Miyuki menatap Sawamura dengan pandangan tak percaya. "Aku yakin pendengaranku tidak salah."

Sawamura menenguk ludahnya sendiri. "Yah, tadi kau memegang lukaku, kan? Maksudku, sebelumnya bekas jahitan ini sangat sakit, tapi sepertinya tidak sakit lagi saat kau menyentuhnya."

"Benar? Kau yakin? Perlu kutemani pergi ke rumah sakit untuk memeriksanya?"

Sawamura tersenyum lebar, memerlihatkan deretan gigi putihnya yang tersusun rapi ke arah Miyuki, lalu mengacungkan ibu jarinya di depan wajah senior. "Daijoubu! Tidak perlu ada yang kau khawatirkan."

"Baiklah, kalau kau bilang begitu."

Miyuki menarik sedikit sudut bibirnya ke atas saat melihat senyum Sawamura. Baguslah kalau dia tidak apa-apa. Meskipun juniornya bilang baik-baik saja, perasaan aneh apa yang mengganjal di hatinya ini?
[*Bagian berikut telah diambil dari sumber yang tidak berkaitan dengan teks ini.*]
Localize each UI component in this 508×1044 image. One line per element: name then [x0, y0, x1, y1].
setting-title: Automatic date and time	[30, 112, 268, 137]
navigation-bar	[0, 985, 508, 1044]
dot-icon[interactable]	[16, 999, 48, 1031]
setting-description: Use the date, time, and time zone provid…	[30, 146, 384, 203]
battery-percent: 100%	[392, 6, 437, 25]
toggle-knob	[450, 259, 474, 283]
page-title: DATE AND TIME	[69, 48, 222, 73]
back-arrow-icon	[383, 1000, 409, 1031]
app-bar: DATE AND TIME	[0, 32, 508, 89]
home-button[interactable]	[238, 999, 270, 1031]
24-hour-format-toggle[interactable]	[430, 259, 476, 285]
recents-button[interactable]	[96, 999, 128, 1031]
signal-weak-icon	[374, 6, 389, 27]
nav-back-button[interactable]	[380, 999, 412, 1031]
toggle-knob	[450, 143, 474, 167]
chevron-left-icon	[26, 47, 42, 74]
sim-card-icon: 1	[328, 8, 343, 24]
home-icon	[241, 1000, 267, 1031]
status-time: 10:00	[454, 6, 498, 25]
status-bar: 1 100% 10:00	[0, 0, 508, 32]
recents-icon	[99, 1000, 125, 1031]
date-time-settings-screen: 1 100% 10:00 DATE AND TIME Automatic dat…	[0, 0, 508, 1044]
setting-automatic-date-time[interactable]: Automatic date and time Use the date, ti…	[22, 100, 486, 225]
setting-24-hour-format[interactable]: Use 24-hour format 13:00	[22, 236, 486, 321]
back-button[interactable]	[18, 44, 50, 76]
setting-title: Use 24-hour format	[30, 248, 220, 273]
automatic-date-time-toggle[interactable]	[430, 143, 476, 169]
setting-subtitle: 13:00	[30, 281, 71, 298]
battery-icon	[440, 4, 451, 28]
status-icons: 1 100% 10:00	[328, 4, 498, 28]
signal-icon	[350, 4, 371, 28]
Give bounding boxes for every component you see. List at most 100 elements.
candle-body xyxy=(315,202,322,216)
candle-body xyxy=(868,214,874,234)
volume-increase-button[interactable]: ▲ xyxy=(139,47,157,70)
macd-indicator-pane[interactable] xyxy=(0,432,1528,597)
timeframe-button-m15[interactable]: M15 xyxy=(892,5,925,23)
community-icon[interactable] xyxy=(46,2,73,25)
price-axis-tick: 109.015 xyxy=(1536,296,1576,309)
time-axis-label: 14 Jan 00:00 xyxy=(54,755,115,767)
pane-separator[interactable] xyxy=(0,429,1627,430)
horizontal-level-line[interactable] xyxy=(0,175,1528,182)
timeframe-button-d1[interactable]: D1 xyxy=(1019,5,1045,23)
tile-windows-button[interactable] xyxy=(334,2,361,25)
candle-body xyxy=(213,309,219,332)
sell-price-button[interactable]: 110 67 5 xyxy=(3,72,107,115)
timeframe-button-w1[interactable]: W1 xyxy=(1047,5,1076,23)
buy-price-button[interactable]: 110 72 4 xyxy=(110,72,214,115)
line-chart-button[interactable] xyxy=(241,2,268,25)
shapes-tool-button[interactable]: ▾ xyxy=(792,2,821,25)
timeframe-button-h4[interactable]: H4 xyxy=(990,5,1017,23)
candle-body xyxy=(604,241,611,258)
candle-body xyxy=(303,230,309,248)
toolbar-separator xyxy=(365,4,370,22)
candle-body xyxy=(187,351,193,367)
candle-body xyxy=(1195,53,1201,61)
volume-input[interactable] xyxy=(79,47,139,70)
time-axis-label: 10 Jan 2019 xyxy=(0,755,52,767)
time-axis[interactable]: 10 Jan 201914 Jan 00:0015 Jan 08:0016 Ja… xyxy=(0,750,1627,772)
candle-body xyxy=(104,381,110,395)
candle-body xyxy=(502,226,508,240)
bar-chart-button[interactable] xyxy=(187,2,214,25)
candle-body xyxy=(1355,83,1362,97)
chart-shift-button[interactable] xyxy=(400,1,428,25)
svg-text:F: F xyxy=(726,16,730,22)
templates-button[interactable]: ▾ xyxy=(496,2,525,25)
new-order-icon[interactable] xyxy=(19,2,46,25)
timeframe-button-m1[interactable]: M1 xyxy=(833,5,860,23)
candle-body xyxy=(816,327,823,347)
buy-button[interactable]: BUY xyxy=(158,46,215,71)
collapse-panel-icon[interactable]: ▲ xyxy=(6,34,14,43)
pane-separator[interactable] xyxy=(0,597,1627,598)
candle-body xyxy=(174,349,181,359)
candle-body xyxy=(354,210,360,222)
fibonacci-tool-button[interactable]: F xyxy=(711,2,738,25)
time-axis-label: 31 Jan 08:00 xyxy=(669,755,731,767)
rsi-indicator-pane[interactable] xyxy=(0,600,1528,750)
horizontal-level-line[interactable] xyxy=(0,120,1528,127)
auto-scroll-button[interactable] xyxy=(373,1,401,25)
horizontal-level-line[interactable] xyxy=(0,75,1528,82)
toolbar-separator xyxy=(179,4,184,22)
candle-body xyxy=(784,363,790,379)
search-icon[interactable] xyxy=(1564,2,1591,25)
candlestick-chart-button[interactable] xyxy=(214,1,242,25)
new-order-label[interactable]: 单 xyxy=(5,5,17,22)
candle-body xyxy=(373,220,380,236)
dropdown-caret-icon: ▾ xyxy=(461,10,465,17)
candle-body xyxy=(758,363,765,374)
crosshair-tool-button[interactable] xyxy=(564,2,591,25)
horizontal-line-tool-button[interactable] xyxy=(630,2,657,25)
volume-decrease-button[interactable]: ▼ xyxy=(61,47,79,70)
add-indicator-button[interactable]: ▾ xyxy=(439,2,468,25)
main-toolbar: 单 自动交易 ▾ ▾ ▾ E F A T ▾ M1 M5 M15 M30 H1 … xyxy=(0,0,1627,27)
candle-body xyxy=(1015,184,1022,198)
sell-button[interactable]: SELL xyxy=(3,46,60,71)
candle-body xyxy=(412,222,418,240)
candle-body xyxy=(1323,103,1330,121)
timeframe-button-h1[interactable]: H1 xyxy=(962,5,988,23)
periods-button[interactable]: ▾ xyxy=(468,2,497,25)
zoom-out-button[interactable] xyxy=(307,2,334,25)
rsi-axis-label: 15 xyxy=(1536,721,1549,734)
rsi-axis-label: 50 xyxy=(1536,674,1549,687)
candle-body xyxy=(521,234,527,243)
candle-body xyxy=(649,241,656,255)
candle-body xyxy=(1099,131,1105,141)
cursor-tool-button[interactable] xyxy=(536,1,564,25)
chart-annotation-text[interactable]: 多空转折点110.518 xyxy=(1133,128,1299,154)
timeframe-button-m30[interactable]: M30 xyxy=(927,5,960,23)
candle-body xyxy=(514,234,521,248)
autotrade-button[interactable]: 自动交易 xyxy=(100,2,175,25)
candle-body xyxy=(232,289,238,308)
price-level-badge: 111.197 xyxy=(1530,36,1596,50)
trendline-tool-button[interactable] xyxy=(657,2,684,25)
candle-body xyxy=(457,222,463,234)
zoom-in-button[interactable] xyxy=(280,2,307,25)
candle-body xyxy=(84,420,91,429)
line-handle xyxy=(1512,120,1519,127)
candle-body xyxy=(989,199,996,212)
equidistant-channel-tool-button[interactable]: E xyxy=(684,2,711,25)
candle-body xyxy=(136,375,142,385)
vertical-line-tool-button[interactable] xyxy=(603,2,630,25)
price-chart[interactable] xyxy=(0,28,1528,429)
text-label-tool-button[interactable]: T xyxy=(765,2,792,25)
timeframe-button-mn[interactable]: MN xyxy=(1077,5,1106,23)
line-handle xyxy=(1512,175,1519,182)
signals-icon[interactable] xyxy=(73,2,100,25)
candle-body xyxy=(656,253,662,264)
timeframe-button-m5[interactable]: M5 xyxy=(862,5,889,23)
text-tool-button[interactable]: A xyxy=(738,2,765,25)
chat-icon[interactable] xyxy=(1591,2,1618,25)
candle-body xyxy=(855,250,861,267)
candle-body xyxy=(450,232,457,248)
Miyuki menutup matanya sesaat, berusaha menyingkirkan pikiran anehnya. Ya, semuanya akan baik-baik saja.

xxx

.

.

18 Mei

Bagi Seidou, turnamen musim semi tidak begitu penting, meskipun mereka tetap mengincar juara. Jadi bukan masalah besar kalau kalah sekalipun. Pertandingan semi final melawan SMA Ichidai tak bisa diselamatkan lagi ketika Furuya dan Kawakami melakukan satu kesalahan saat melempar. Begitupula dengan tim penyerang yang masih belum cukup kuat untuk menembus pertahanan SMA Ichidai. Setelah kekalahan ini, Seidou mulai menetapkan satu tujuan mereka.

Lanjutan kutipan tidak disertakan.